First I got the file original CRSP datafile (2 hour download):

libname mydata = "D:\SAS";
%let wrds=wrds.wharton.upenn.edu 4016;
options comamid=TCP remote=WRDS;
signon username=&username password=&password;
  rsubmit;
    libname crspa '/wrds/crsp/sasdata/a_stock';
    PROC DOWNLOAD DATA= crspa.dsf
      OUT=mydata.crsp_dsf;
      WHERE date > '01JAN1995'd;
    RUN;
  endrsubmit;
signoff;

But extracting permnos from that file took 1 minute for each PROC SQL statement. Everyone said something was wrong, no one had ideas what. So I poked around a WRDS ssh session and noticed all these .sas7bndx files. NDX sounds like index I cleverly thought to myself, maybe SAS has an index file to make looking up permnos faster! Lo and behold, it does. So then I ran this code:

PROC DATASETS LIBRARY=mydata;
  MODIFY crsp_dsf;
  INDEX CREATE permno;
RUN;

And now my PROC SQL queries execute in milliseconds. Day seized.

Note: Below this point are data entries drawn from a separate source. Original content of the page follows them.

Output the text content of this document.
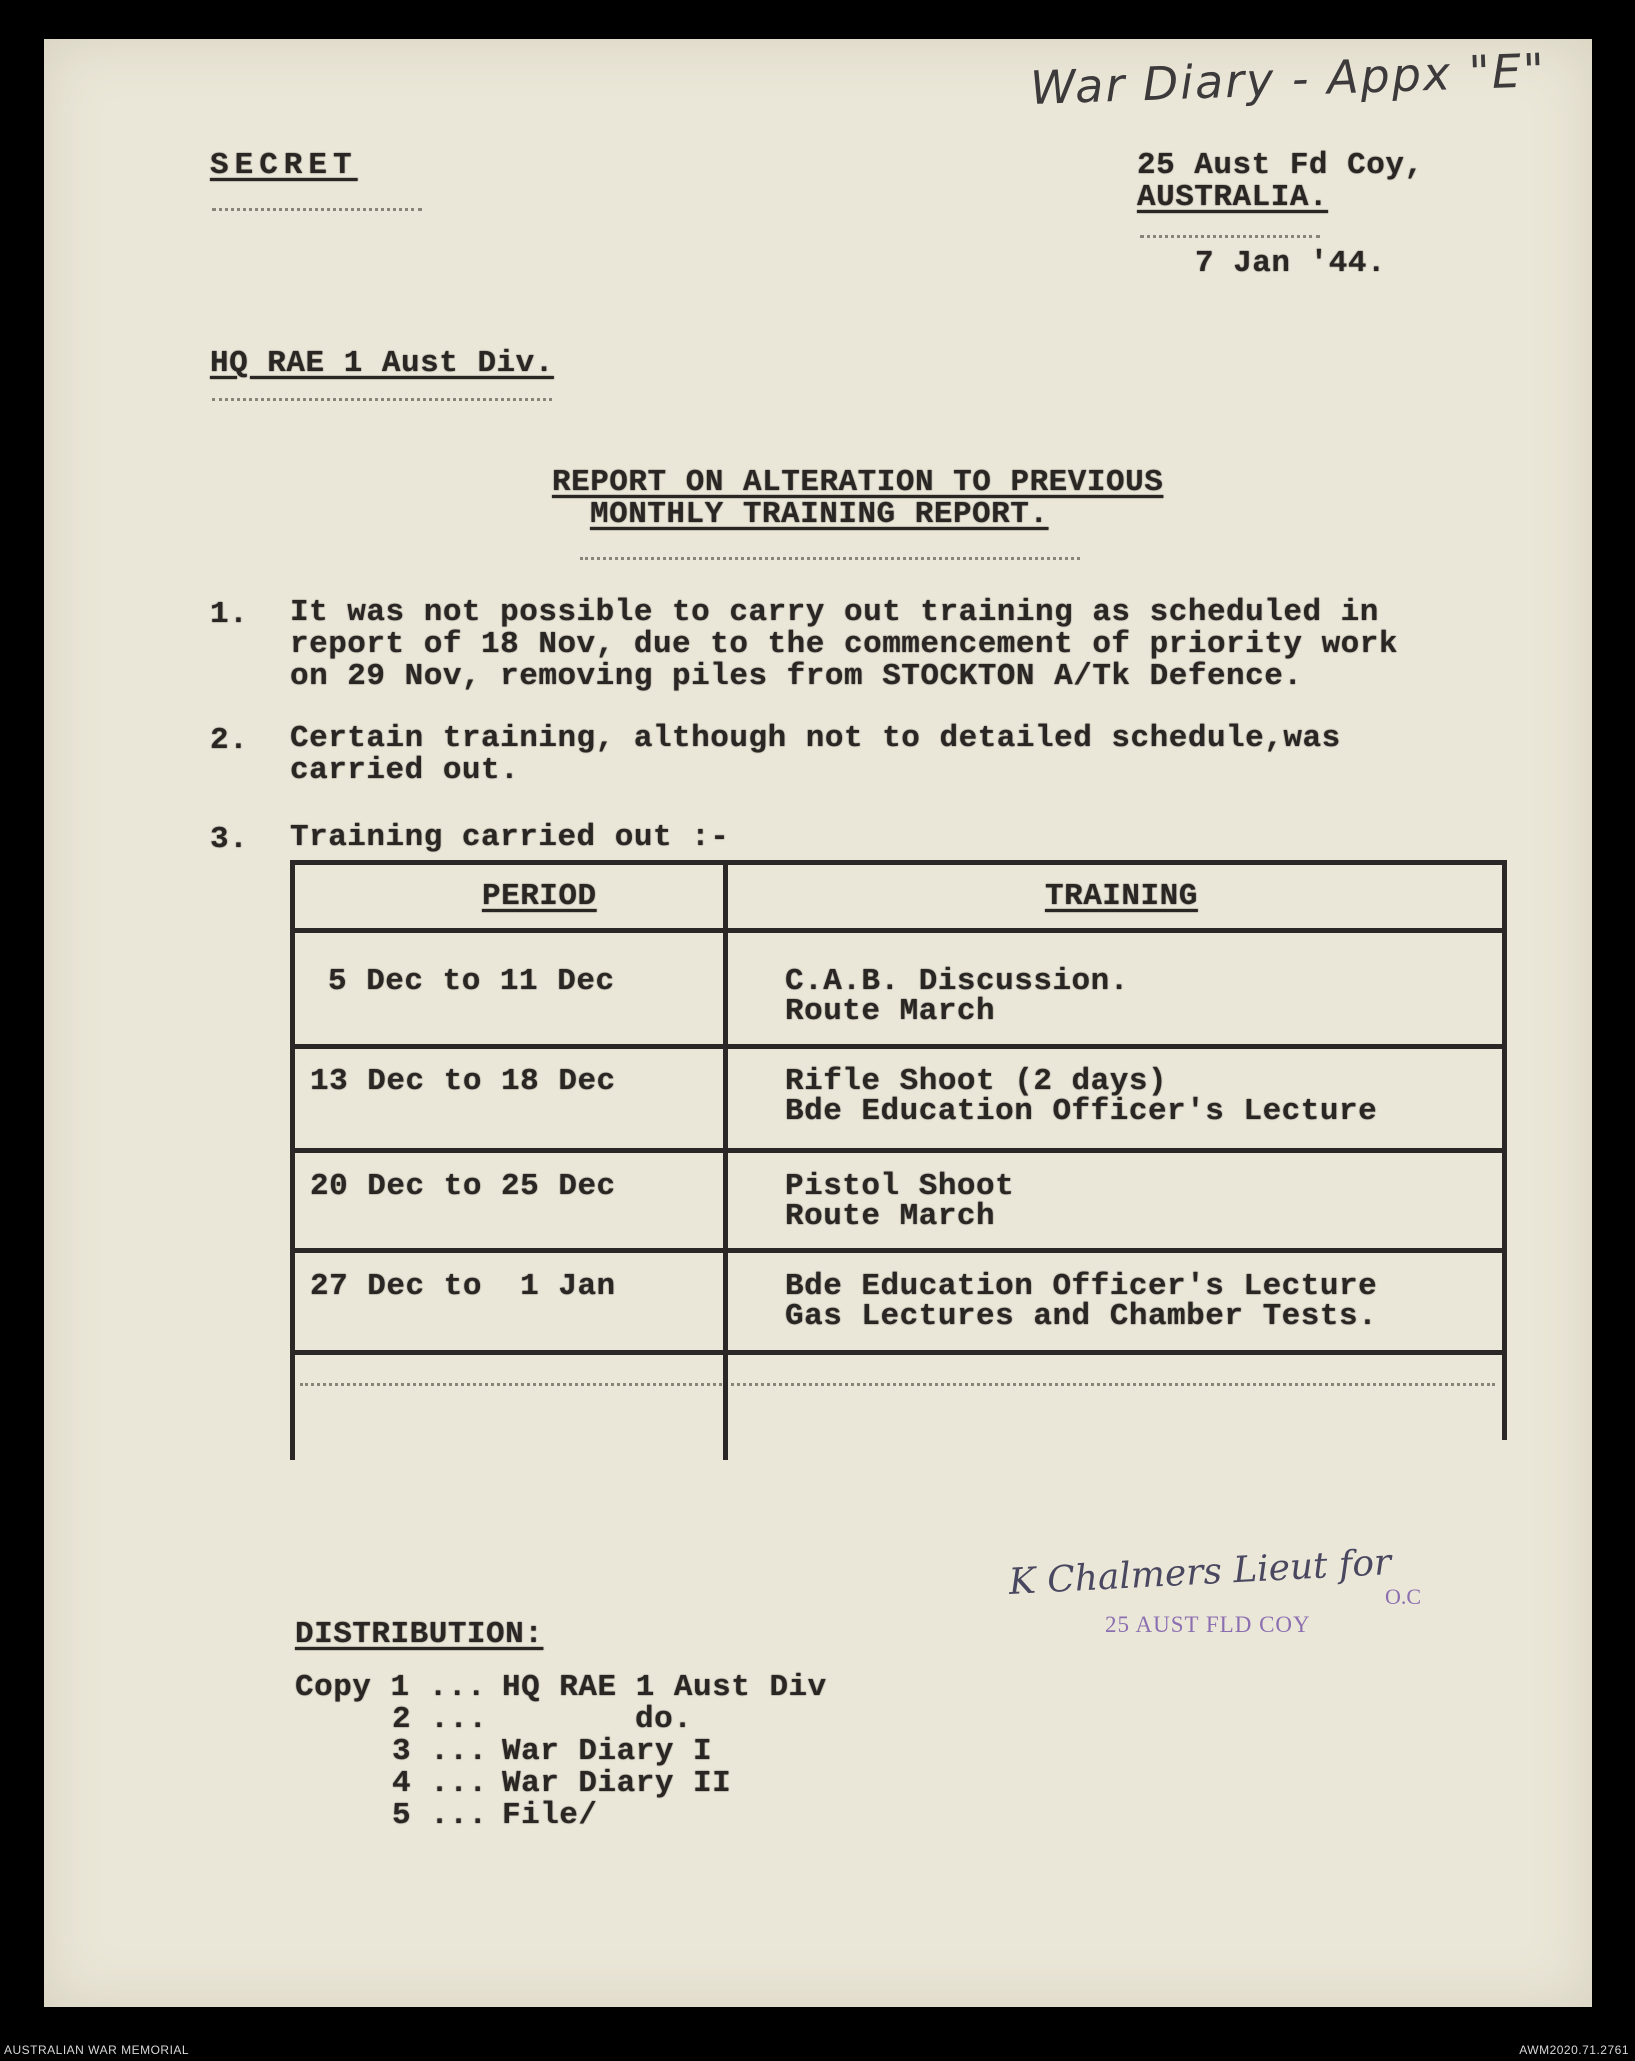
War Diary - Appx "E"
SECRET	25 Aust Fd Coy,
AUSTRALIA.
7 Jan '44.
HQ RAE 1 Aust Div.
REPORT ON ALTERATION TO PREVIOUS
MONTHLY TRAINING REPORT.
1. It was not possible to carry out training as scheduled in report of 18 Nov, due to the commencement of priority work on 29 Nov, removing piles from STOCKTON A/Tk Defence.
2. Certain training, although not to detailed schedule,was carried out.
3. Training carried out :-
PERIOD	TRAINING
5 Dec to 11 Dec	C.A.B. Discussion.
Route March
13 Dec to 18 Dec	Rifle Shoot (2 days)
Bde Education Officer's Lecture
20 Dec to 25 Dec	Pistol Shoot
Route March
27 Dec to  1 Jan	Bde Education Officer's Lecture
Gas Lectures and Chamber Tests.
K Chalmers Lieut for
O.C
25 AUST FLD COY
DISTRIBUTION:
Copy 1 ... HQ RAE 1 Aust Div
2 ...	do.
3 ... War Diary I
4 ... War Diary II
5 ... File/
AUSTRALIAN WAR MEMORIAL	AWM2020.71.2761
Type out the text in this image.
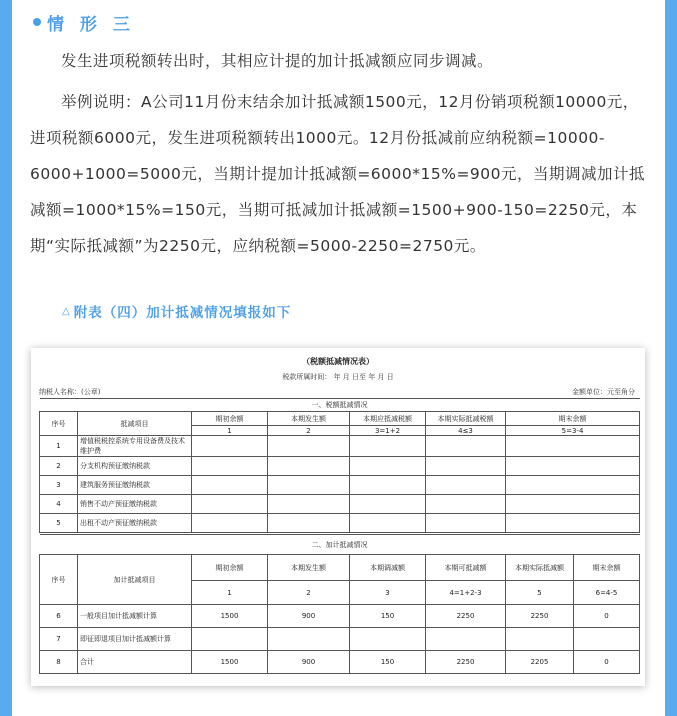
情 形 三
发生进项税额转出时，其相应计提的加计抵减额应同步调减。
举例说明：A公司11月份末结余加计抵减额1500元，12月份销项税额10000元，进项税额6000元，发生进项税额转出1000元。12月份抵减前应纳税额=10000-6000+1000=5000元，当期计提加计抵减额=6000*15%=900元，当期调减加计抵减额=1000*15%=150元，当期可抵减加计抵减额=1500+900-150=2250元，本期“实际抵减额”为2250元，应纳税额=5000-2250=2750元。
△ 附表（四）加计抵减情况填报如下
（税额抵减情况表）
税款所属时间： 年 月 日至 年 月 日
纳税人名称：(公章)	金额单位：元至角分
一、税额抵减情况						
序号	抵减项目	期初余额	本期发生额	本期应抵减税额	本期实际抵减税额	期末余额
		1	2	3=1+2	4≤3	5=3-4
1	增值税税控系统专用设备费及技术维护费					
2	分支机构预征缴纳税款					
3	建筑服务预征缴纳税款					
4	销售不动产预征缴纳税款					
5	出租不动产预征缴纳税款					
二、加计抵减情况							
序号	加计抵减项目	期初余额	本期发生额	本期调减额	本期可抵减额	本期实际抵减额	期末余额
		1	2	3	4=1+2-3	5	6=4-5
6	一般项目加计抵减额计算	1500	900	150	2250	2250	0
7	即征即退项目加计抵减额计算						
8	合计	1500	900	150	2250	2205	0
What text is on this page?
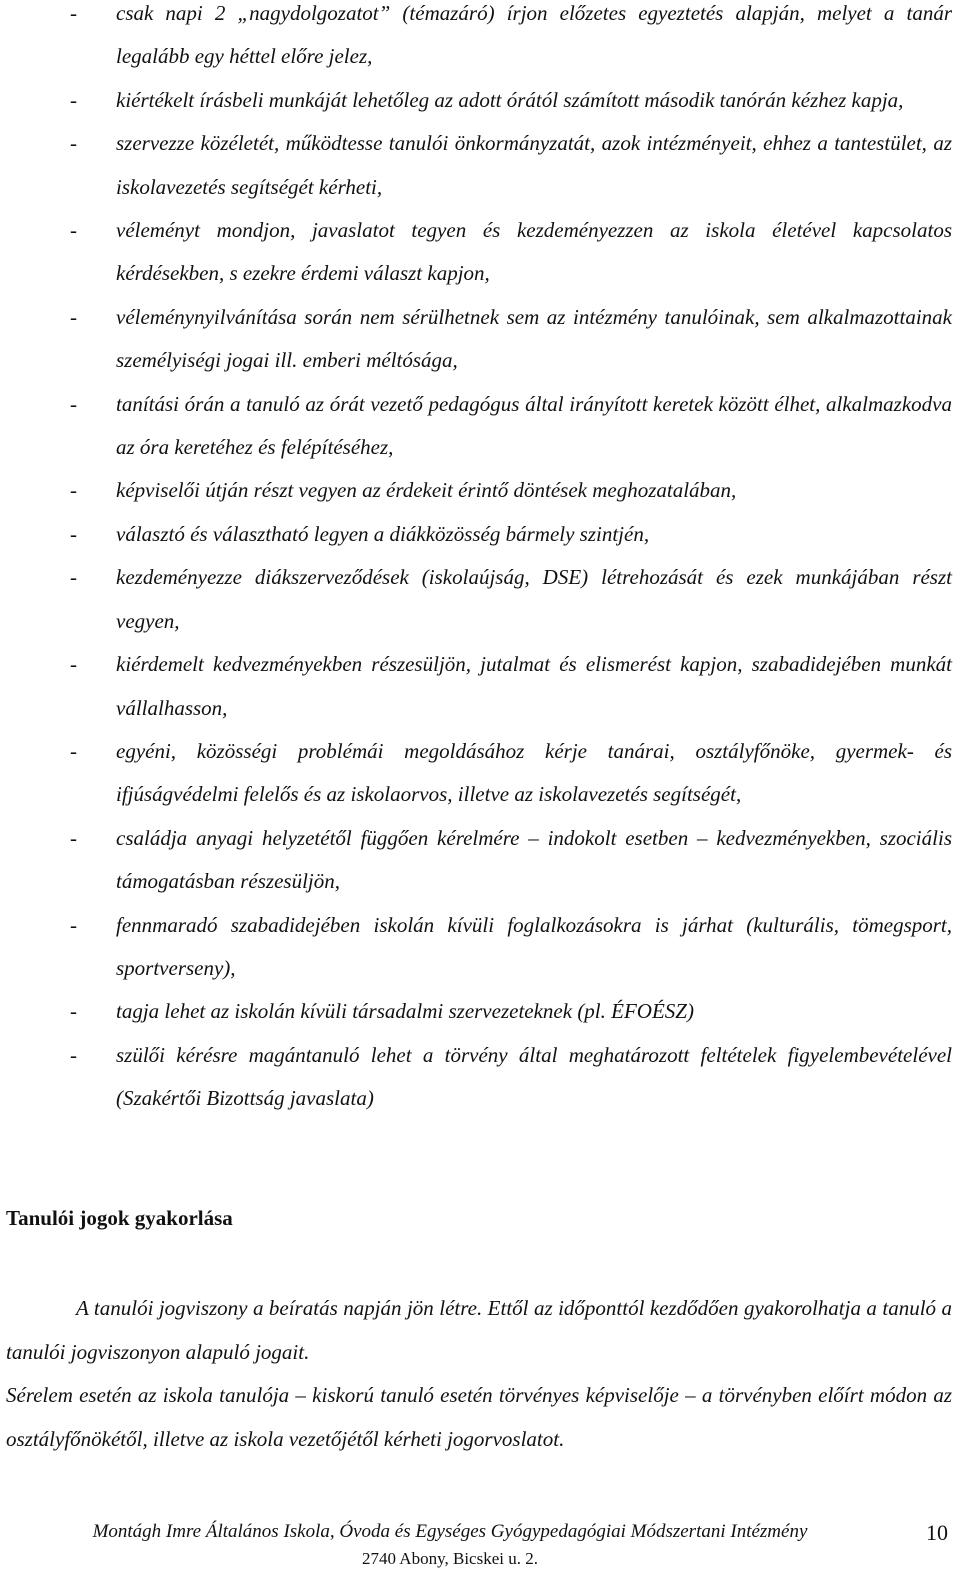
- csak napi 2 „nagydolgozatot” (témazáró) írjon előzetes egyeztetés alapján, melyet a tanár legalább egy héttel előre jelez,
- kiértékelt írásbeli munkáját lehetőleg az adott órától számított második tanórán kézhez kapja,
- szervezze közéletét, működtesse tanulói önkormányzatát, azok intézményeit, ehhez a tantestület, az iskolavezetés segítségét kérheti,
- véleményt mondjon, javaslatot tegyen és kezdeményezzen az iskola életével kapcsolatos kérdésekben, s ezekre érdemi választ kapjon,
- véleménynyilvánítása során nem sérülhetnek sem az intézmény tanulóinak, sem alkalmazottainak személyiségi jogai ill. emberi méltósága,
- tanítási órán a tanuló az órát vezető pedagógus által irányított keretek között élhet, alkalmazkodva az óra keretéhez és felépítéséhez,
- képviselői útján részt vegyen az érdekeit érintő döntések meghozatalában,
- választó és választható legyen a diákközösség bármely szintjén,
- kezdeményezze diákszerveződések (iskolaújság, DSE) létrehozását és ezek munkájában részt vegyen,
- kiérdemelt kedvezményekben részesüljön, jutalmat és elismerést kapjon, szabadidejében munkát vállalhasson,
- egyéni, közösségi problémái megoldásához kérje tanárai, osztályfőnöke, gyermek- és ifjúságvédelmi felelős és az iskolaorvos, illetve az iskolavezetés segítségét,
- családja anyagi helyzetétől függően kérelmére – indokolt esetben – kedvezményekben, szociális támogatásban részesüljön,
- fennmaradó szabadidejében iskolán kívüli foglalkozásokra is járhat (kulturális, tömegsport, sportverseny),
- tagja lehet az iskolán kívüli társadalmi szervezeteknek (pl. ÉFOÉSZ)
- szülői kérésre magántanuló lehet a törvény által meghatározott feltételek figyelembevételével (Szakértői Bizottság javaslata)
Tanulói jogok gyakorlása

A tanulói jogviszony a beíratás napján jön létre. Ettől az időponttól kezdődően gyakorolhatja a tanuló a tanulói jogviszonyon alapuló jogait.

Sérelem esetén az iskola tanulója – kiskorú tanuló esetén törvényes képviselője – a törvényben előírt módon az osztályfőnökétől, illetve az iskola vezetőjétől kérheti jogorvoslatot.

Montágh Imre Általános Iskola, Óvoda és Egységes Gyógypedagógiai Módszertani Intézmény
2740 Abony, Bicskei u. 2.
10
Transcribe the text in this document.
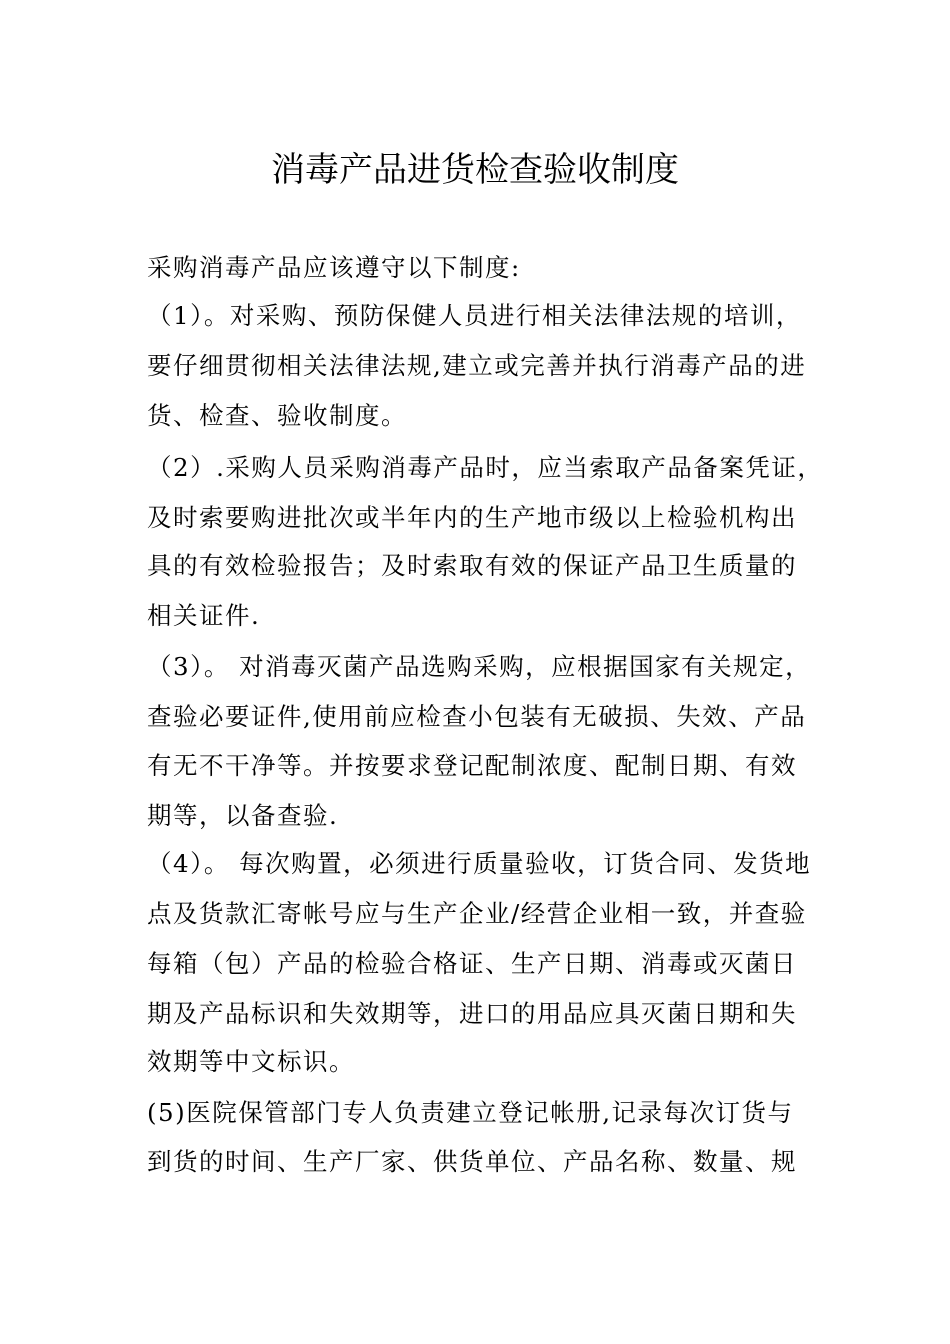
消毒产品进货检查验收制度
采购消毒产品应该遵守以下制度:
（1）。对采购、预防保健人员进行相关法律法规的培训，
要仔细贯彻相关法律法规,建立或完善并执行消毒产品的进
货、检查、验收制度。
（2）.采购人员采购消毒产品时，应当索取产品备案凭证，
及时索要购进批次或半年内的生产地市级以上检验机构出
具的有效检验报告；及时索取有效的保证产品卫生质量的
相关证件.
（3）。 对消毒灭菌产品选购采购，应根据国家有关规定，
查验必要证件,使用前应检查小包装有无破损、失效、产品
有无不干净等。并按要求登记配制浓度、配制日期、有效
期等，以备查验.
（4）。 每次购置，必须进行质量验收，订货合同、发货地
点及货款汇寄帐号应与生产企业/经营企业相一致，并查验
每箱（包）产品的检验合格证、生产日期、消毒或灭菌日
期及产品标识和失效期等，进口的用品应具灭菌日期和失
效期等中文标识。
(5)医院保管部门专人负责建立登记帐册,记录每次订货与
到货的时间、生产厂家、供货单位、产品名称、数量、规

PROC SQL Dates and Macro Variables

Here's a little quiz: What is the name of a 'column' in a database?
a) column
b) field
c) anything but
d) variable
If you answered D, go to wikipedia and find 'variable' on the SQL page. Go, I'll wait. So after wasting hours searching for variables, I learn that SAS calls columns variables, and the things that represent numbers for flexibility (in algebra you call them variables) are MACRO variables. Good luck googling help for macro variables and avoiding all the pages that discuss both database variables and macros.

I digress. Here's what I learned. The following code:
PROC SQL NOPRINT;
    SELECT permno,fdate format=mmddyy10.
    INTO :permnovar, :eventdate
    FROM libstore.sdc_events
    WHERE count = &i;

    SELECT *
    FROM libstore.crsp_dsf
    WHERE date = &eventdate;
QUIT;
Will return null. Oh the data is in there, if you replace &eventdate; by '01JAN2001'd you will get data. But SAS can't pull a date from one table and use it in the WHERE query in another table. MACRO VARIABLES just don't work that way. Duh.

So the solution? Everything is text. That's my new mantra. Obviously the solution is to use the following code:
PROC SQL NOPRINT;
    SELECT permno,fdate format=date9.
    INTO :permnovar, :eventdate
    FROM libstore.sdc_events
    WHERE count = &i;
QUIT;

%let eventdate_cleaned = "&eventdate"d;

PROC SQL NOPRINT;
    SELECT *
    FROM libstore.crsp_dsf
    WHERE date = &eventdate_cleaned;
QUIT;
The other thing to note is that mmddyy10 is NOT the format to use. Even though it comes out of SDC like that, and CRSP uses something else, PROC SQL uses date9 in its comparison. In fact '01/01/2000'd throws an error in PROC SQL. Don't ask, just accept it.

So the moral of this story is make everything a string. Always. Also use date9 in PROC SQL. And '&eventdate' doesn't work, only double quotes evaluates the macro variable. Ugh, macro variable angers me.